Denebilir ki, yaşanan bu iki savaşı o zamanın koşullarında değerlendirmek
gerekir. Bu ve buna benzer örnekleri hangi zaman değerlendirilse
değerlendirilsin haklılıkları akıl terazisinde ağır çekmez.
Gelemiz
günümüze. Ülkemizde özellikle son 30 yılda günden oluşturan kadınlarımızın
başörtüsü konusu üzerine yaşananlar... Yaşananları kronojik olarak yaşayıp
gözlemlediklerimle aktarmak isterim. Beş sınıflı köy ilkokulumuzda kız
arkadaşlarımız biz erkekler gibi siyah önlük giyer, beyaz yakalık takarlardı.
Kız arkadaşlarımızın saçları örülü olurdu genellikle. Ve salçalarına kordela
takarlardı. Orta dereceli okullarda erkekler kravat takar, kız öğrenciler yine
siyah önlük giyerdi. Kız arkadaşlarımızın ve kadın öğretmenlerimizin başları
açıktı.
Açık
kalplilikle itiraf etmeliyim; Türkçemiz
’de türban, sıkmabaş kelimeleri girmesini yıllar sonra duymaya başladım Bu
kelimeleri son 30 yılda Mısırdaki sağır sultan bile duyar oldu. Tabir caizse
90’larda türban dinimizin birinci şartı olarak kabul edildi neredeyse! Dini
özgürlüğün sembolü olarak ortaya atıldı. Üniversiteye sokulmadı türbanlı
öğrenciler. Türban serbestliği sadece yükseköğrenim yapacak kızlarımız için
isteniyordu. Bu olanak sağlandı. Daha sonra kamusal alanda çalışanlarında
başlarını örtmeleri istendi. Bu da oldu…
İktidarı,
muhalefetiyle mutabakat sağlandı memlekette. Artık adına başörtüsü mü, sıkmabaş
mı, türban mı denirse densin bu konu ülke gündeminden düştüğüne inandık ulusça.

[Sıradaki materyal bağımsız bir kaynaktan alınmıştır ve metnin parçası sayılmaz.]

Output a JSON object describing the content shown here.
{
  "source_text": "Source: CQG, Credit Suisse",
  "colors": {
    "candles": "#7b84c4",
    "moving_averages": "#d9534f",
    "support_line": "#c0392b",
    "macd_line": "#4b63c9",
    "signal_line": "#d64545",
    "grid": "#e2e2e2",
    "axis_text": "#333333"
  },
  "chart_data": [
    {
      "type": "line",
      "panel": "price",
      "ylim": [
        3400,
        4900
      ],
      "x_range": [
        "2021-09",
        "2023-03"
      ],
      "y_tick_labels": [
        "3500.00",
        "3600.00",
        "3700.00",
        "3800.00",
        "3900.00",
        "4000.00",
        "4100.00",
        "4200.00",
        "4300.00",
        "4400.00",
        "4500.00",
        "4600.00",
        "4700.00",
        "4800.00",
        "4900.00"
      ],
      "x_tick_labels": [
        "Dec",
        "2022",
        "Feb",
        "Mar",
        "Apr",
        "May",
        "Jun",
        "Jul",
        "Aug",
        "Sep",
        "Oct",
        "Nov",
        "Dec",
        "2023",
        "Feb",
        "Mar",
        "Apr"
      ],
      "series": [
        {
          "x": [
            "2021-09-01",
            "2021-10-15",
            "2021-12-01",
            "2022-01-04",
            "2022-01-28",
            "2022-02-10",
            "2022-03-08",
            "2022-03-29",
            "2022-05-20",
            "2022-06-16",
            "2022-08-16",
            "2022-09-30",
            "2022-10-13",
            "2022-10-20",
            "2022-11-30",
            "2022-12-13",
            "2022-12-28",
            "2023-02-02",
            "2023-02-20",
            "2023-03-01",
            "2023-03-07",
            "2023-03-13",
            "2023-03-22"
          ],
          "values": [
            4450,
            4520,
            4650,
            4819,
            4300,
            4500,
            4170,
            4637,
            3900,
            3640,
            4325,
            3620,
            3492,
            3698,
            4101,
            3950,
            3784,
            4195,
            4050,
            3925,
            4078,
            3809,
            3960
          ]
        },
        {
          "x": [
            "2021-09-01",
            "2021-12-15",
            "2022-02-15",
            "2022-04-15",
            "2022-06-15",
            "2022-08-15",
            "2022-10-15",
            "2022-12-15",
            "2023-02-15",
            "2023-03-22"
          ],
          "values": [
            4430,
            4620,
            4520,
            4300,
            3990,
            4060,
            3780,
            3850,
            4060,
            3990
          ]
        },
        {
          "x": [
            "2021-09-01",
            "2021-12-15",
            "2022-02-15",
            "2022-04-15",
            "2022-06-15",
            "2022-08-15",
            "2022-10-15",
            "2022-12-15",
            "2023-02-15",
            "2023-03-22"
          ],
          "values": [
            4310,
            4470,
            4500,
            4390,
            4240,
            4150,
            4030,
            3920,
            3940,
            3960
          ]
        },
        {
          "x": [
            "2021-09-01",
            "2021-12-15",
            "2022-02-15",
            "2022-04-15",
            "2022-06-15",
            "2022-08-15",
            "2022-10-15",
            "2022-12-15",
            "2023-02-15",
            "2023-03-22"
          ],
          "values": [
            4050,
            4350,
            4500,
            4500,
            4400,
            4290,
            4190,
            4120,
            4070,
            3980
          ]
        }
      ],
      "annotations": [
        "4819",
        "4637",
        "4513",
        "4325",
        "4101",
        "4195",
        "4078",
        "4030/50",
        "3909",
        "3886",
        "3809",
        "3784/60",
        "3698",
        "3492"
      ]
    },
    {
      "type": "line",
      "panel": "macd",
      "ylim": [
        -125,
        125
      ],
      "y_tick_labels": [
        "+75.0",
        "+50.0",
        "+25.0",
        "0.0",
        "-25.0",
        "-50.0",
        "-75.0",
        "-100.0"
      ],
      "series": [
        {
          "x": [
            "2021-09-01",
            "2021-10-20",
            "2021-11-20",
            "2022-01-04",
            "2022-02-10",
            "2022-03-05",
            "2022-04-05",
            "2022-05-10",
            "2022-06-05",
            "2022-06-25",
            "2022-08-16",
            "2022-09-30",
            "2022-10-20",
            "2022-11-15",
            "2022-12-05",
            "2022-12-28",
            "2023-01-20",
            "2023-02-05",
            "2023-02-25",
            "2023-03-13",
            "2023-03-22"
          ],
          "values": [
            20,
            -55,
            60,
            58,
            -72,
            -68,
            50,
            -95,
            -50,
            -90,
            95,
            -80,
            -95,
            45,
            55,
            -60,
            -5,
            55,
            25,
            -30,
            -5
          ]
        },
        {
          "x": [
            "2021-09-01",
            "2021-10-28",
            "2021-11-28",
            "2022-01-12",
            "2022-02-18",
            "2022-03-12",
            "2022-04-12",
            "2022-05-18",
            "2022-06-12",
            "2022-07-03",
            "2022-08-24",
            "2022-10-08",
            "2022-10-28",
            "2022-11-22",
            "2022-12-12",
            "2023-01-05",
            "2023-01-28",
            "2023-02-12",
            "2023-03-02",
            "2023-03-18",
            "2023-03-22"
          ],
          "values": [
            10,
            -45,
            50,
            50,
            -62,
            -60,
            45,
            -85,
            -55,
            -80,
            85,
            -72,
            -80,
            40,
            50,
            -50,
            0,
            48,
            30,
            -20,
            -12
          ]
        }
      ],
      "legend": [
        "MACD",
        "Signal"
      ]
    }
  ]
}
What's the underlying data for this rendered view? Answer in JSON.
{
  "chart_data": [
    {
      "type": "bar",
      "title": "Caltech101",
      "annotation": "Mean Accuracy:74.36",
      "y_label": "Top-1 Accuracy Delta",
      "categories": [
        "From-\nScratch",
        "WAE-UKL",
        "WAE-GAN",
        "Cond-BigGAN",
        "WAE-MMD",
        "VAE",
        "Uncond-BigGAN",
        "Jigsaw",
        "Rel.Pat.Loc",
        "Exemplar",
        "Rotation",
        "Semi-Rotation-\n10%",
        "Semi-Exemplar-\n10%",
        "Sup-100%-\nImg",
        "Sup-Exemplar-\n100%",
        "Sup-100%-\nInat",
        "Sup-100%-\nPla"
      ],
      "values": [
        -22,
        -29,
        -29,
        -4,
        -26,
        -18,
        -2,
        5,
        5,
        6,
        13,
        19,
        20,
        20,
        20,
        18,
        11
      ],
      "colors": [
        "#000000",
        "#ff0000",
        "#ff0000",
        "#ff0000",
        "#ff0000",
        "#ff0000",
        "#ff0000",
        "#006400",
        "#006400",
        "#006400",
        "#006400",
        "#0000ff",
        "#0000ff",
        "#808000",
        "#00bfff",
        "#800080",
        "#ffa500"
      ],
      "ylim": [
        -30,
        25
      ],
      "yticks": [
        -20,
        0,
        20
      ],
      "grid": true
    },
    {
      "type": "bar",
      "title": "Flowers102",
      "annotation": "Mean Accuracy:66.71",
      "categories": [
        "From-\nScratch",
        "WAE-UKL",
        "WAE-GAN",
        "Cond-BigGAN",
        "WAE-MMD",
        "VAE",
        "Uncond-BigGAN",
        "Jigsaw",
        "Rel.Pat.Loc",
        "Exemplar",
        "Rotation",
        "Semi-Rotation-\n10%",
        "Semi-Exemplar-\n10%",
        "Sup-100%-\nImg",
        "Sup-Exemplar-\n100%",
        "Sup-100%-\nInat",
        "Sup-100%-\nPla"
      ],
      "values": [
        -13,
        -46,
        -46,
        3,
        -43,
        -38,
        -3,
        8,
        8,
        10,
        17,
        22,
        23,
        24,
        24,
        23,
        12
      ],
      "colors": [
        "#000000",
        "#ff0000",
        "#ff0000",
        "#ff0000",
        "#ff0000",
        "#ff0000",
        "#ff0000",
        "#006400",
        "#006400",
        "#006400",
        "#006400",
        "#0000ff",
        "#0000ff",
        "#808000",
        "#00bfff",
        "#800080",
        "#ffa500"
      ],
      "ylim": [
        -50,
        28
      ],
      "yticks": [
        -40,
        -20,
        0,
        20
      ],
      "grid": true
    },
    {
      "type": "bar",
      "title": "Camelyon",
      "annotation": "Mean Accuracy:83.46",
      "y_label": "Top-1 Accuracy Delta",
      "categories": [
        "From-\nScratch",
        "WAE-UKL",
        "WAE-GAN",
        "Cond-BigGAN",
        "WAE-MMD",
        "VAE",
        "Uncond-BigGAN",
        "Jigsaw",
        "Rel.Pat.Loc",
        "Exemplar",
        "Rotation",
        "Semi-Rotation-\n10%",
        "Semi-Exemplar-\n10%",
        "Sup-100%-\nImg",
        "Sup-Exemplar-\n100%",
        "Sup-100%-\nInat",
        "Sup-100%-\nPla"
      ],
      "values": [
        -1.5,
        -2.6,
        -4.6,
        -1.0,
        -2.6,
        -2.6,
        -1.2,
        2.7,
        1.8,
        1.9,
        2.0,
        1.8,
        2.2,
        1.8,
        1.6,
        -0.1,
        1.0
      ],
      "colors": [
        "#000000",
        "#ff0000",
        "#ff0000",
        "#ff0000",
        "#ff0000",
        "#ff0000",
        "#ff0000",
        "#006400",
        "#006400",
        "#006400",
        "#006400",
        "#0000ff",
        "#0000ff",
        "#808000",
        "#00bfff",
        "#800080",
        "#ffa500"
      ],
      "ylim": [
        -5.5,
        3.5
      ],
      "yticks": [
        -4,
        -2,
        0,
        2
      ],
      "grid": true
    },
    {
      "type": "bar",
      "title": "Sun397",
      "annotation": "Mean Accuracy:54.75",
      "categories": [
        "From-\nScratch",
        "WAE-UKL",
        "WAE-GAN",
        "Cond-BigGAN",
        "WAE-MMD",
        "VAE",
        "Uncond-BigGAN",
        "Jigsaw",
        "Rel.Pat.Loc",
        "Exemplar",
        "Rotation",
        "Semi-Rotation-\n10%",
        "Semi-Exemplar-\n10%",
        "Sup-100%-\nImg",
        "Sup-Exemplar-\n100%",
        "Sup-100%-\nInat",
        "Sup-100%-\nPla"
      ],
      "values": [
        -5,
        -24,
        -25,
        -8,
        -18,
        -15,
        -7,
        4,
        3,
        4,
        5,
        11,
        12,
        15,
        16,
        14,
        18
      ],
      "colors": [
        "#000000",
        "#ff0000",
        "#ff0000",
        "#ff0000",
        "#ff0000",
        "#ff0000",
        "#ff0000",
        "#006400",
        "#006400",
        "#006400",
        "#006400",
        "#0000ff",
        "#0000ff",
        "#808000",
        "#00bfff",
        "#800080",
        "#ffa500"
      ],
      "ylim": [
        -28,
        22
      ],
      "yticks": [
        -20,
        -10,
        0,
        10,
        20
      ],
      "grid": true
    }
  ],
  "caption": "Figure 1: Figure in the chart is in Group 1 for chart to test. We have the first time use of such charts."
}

Ben de inandım. Ne kadar saf ve cahilmişim! Turban olayı pişirildi yine ülke
gündemine oturtuldu. Meğerse sorun yetesiye çözülememiş.
Sorunu bir
kanunla bitirelim diye ortaya çıkar bir parti. Olmaz! Anayasal güvenceye alalım
önerisiyle karşı atak başlar meclisimizde. Ne diyeyim bilemem! Eskilerin
deyişiyle betimleyelim bu kısır tartışmaları: “Allah encamını hayra tebdil
etsin!”
Söyleyiverelim
bir kez daha. Bu konu ülkemizde gündemden düşmüştü. Aynı konuyu yeniden pişirip pişirip gündeme
getirmenin kime ne faydası var? Kadınlarımızın kız çocuklarımızın saçlarını
göstermeyecek düzeyde başlarının kapalı ya da açık olması öğrencilerimizin daha
nitelikli öğrenim görmesine katkı mı sağlıyor? Kamuda verimliliği mi artırıyor?
Üretimde, istihdamda artışa mı neden oluyor? Dışsatımın dış alımı geçmesine mi
yarıyor?
Kısır
tartışmaların elbette çeşitli nedenleri var. Öncelikle toplumun çoğunluğunu
etkileyen konular gündeme gelmemesini istemek en can alıcı neden. Alıcısı
oldukça suni gündem oluşturmak için fazla emeğe, sermayeye gerek de yok…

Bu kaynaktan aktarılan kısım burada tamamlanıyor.